O Operador Nacional do Sistema Elétrico (ONS) traçou um cenário preocupante para o abastecimento de energia nos próximos meses. Em uma reunião com executivos do mercado, fez uma previsão de hidrologia desfavorável em março, agravando a perspectiva dos reservatórios e aumentando as especulações em torno da necessidade de racionamento. No mês que se inicia amanhã, as chuvas devem atingir 67% da média histórica, nas regiões Sudeste e Centro-Oeste. No Nordeste, a estimativa é que fiquem em apenas 32%.
Em fevereiro, o quadro já foi desolador: o Nordeste teve a pior afluência desde 1931. No subsistema Sudeste/Centro-Oeste, foi o segundo pior registro para meses de fevereiro na série de 84 anos.
Ao divulgar esses números, em conversa com executivos, o ONS gerou apreensão na plateia. E deixou o temor mais forte, durante reunião em que expõe preliminarmente sua estratégia de operação em março, quando calculou exatamente os riscos de déficit de energia ao longo do ano.

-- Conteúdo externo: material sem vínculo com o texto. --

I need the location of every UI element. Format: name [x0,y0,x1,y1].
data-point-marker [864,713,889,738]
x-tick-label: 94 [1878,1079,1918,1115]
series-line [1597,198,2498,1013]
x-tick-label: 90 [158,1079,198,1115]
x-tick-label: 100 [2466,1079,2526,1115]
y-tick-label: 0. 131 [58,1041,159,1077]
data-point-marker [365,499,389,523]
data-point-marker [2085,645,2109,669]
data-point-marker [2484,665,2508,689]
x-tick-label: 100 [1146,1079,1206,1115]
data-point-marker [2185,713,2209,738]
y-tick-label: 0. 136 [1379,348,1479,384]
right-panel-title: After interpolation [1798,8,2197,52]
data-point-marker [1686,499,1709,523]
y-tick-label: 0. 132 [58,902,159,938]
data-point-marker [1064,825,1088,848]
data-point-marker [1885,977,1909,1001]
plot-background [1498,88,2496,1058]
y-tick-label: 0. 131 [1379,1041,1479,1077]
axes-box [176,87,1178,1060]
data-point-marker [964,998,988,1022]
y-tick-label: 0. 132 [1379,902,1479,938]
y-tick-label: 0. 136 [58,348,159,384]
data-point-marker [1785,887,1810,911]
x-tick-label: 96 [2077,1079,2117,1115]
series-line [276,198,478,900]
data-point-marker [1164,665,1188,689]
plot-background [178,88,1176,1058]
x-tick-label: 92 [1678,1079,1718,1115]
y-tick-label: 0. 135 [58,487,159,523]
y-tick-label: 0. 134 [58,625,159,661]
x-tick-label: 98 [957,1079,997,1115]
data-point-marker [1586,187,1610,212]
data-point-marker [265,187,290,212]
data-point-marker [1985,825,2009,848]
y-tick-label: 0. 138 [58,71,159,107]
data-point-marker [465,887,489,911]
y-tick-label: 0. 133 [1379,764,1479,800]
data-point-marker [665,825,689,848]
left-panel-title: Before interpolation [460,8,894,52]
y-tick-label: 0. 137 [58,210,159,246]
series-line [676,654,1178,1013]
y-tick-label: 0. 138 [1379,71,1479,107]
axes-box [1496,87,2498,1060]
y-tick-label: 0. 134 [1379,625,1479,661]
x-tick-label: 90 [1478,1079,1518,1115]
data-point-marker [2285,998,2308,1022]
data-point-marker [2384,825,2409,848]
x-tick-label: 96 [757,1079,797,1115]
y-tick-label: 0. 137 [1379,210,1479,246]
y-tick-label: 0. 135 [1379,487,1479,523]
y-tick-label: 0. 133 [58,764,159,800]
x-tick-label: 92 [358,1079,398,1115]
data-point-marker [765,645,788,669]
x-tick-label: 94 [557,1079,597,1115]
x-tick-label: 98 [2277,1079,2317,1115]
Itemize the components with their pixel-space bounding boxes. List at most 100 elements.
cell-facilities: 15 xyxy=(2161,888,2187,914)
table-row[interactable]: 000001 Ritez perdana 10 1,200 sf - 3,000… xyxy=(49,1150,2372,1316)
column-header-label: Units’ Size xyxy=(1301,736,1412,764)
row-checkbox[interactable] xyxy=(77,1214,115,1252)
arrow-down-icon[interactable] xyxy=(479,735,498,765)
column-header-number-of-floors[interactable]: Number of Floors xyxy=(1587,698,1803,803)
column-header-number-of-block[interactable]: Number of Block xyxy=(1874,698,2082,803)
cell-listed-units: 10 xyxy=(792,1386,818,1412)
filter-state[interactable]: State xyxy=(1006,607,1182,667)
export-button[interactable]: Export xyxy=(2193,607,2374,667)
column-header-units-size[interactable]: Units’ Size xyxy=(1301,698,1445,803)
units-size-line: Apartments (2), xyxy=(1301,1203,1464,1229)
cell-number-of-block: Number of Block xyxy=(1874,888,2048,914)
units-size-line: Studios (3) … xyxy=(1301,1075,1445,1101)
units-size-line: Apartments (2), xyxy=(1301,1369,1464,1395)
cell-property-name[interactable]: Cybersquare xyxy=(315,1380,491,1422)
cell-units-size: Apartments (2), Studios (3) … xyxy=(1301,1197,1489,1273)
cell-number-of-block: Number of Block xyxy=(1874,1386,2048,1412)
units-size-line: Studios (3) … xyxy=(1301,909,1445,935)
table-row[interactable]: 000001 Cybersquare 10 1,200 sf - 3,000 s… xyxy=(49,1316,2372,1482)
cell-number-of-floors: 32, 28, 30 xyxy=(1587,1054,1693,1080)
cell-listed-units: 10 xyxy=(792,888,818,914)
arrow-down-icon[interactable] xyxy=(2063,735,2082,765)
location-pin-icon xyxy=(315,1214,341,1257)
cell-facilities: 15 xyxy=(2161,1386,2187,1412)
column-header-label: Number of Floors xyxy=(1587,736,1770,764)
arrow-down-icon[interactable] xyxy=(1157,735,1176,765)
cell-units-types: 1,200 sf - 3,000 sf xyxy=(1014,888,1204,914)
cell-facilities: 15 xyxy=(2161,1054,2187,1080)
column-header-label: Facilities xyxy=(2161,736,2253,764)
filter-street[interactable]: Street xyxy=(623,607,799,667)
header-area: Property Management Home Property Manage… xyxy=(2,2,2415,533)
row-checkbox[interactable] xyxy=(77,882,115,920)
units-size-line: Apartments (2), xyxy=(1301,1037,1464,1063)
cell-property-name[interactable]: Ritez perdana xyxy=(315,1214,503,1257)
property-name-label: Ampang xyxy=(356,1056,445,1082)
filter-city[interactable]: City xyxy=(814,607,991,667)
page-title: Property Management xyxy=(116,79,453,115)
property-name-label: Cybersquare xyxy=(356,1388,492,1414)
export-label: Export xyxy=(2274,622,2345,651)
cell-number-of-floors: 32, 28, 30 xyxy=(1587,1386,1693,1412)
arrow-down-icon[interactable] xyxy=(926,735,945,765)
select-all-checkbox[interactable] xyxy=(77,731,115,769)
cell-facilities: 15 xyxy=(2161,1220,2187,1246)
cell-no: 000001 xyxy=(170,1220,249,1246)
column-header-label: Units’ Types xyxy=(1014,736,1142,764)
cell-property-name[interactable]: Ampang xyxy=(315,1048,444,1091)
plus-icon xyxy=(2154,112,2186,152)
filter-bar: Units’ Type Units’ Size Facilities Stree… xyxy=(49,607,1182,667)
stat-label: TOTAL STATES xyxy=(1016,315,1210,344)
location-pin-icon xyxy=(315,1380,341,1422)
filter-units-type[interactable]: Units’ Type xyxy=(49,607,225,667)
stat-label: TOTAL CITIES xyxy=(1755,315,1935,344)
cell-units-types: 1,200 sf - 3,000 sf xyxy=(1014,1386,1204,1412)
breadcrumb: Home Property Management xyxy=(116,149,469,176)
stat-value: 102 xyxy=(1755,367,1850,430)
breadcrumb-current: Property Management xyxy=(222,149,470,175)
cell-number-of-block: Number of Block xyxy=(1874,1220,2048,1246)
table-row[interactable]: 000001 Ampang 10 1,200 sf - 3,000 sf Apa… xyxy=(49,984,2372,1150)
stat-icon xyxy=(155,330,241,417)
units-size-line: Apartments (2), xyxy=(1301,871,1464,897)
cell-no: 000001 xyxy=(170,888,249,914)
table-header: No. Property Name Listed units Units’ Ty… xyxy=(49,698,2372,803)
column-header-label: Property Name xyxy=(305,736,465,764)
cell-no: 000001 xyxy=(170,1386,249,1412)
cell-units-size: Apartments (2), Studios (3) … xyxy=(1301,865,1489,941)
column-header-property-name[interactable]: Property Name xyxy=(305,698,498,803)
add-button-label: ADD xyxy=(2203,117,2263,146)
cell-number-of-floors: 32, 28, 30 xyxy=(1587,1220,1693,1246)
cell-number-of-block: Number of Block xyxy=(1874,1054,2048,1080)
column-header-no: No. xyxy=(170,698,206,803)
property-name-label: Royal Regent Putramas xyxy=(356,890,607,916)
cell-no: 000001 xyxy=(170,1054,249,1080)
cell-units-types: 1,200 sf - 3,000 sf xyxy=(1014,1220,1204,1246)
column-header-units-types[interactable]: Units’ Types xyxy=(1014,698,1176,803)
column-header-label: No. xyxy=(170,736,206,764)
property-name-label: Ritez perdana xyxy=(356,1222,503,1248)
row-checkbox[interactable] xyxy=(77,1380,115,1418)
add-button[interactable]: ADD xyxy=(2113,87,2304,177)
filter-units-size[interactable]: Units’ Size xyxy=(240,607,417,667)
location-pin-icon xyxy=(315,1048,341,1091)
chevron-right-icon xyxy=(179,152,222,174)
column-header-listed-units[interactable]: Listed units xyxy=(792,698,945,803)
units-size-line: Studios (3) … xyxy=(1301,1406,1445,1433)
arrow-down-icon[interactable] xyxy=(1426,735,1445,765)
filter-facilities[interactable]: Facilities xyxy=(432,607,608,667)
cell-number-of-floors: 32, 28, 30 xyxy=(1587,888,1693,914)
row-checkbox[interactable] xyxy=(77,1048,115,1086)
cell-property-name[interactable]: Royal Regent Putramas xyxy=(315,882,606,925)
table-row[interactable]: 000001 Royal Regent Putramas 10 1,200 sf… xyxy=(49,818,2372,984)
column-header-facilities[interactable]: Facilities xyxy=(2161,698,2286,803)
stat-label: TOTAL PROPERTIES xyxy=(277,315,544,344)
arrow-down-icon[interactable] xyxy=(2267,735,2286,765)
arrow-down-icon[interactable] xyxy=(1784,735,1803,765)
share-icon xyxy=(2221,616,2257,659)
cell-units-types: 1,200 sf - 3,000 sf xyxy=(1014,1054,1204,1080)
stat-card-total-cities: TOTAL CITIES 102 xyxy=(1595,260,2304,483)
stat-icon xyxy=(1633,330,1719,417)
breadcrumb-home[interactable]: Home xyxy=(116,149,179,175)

Para o ONS, há 71% de chances que falte pelo menos um megawatt no sistema interligado em 2014. Há exatamente um mês, quando convocou o mercado para falar sobre a operação de fevereiro, esse risco foi calculado em 20%. Desequilíbrios tão pequenos entre oferta e demanda não geram a necessidade de racionamento ou de medidas drásticas de contenção do consumo.
Em casos assim, segundo engenheiros com ampla experiência na operação do sistema elétrico, é possível administrar de forma “suja” a demanda. Isso significa, por exemplo, baixar a tensão da rede. As lâmpadas podem acender com voltagem menor, computadores apresentam pequenas falhas, a indústria eletrointensiva pode sofrer “apaguinhos” de milésimos de segundo.
Tudo isso é capaz de evitar cortes seletivos de energia, mas é uma evidência de que o sistema como um todo opera à beira do limite. Quando há um déficit de até 3% da carga total, medidas como essas ainda podem salvar o país de um racionamento.
A preocupação realmente tornou-se grande quando o ONS calculou o risco de um déficit de até 5% da carga total. Com esse desequilíbrio entre oferta e demanda, segundo especialistas, já não se pode evitar medidas para reduzir o consumo. Não significa que não haja hidrelétricas suficientes para atender à demanda, mas que elas talvez não possam produzir a todo vapor porque estão com seus reservatórios vazios. O operador indicou que esse risco hoje está em 24,5%. Há um mês, era de 5,9% – o sistema foi desenhado para um risco de, no máximo, 5%.
Esse cálculo é feito com base nos modelos matemáticos e computacionais do ONS. Programas como o Newave e o Decomp determinam quais usinas – térmicas e hidrelétricas – devem ser ligadas ou não, obedecendo a uma ordem de custo para gerar energia. Os mesmos modelos indicam o risco de que não haja mais megawatts para produzir.
Surpreendendo os agentes do setor, entretanto, houve um apelo oficial para que esse tipo de cálculo não seja levado em consideração. A apresentação foi feita pelo diretor de planejamento do ONS, Francisco José Arteiro, e pela diretora do departamento de otimização energética do Centro de Pesquisas de Energia Elétrica (Cepel), Maria Elvira Maceira.
Ambos defenderam que a “tendência hidrológica” verificada nos últimos meses – chuvas muito abaixo da média histórica – não seja levada em conta para o restante do ano. Esse seria um defeito dos modelos de computador, segundo Arteiro e Maria Elvira, que deve ser excluído dos cálculos. O “correto”, afirmaram à plateia, é trabalhar com um risco de déficit de 2% neste ano.
A brutal diferença de números foi encarada com desconfiança – e até descrença – pelos especialistas, que viram um esforço do ONS para atenuar o receio do mercado quanto à possibilidade de racionamento. “Fizeram uma macumba para desmontar o modelo, mas pegou mal”, disse um participante da reunião, que relatou ter saído com a convicção de que o cenário é “muito preocupante”.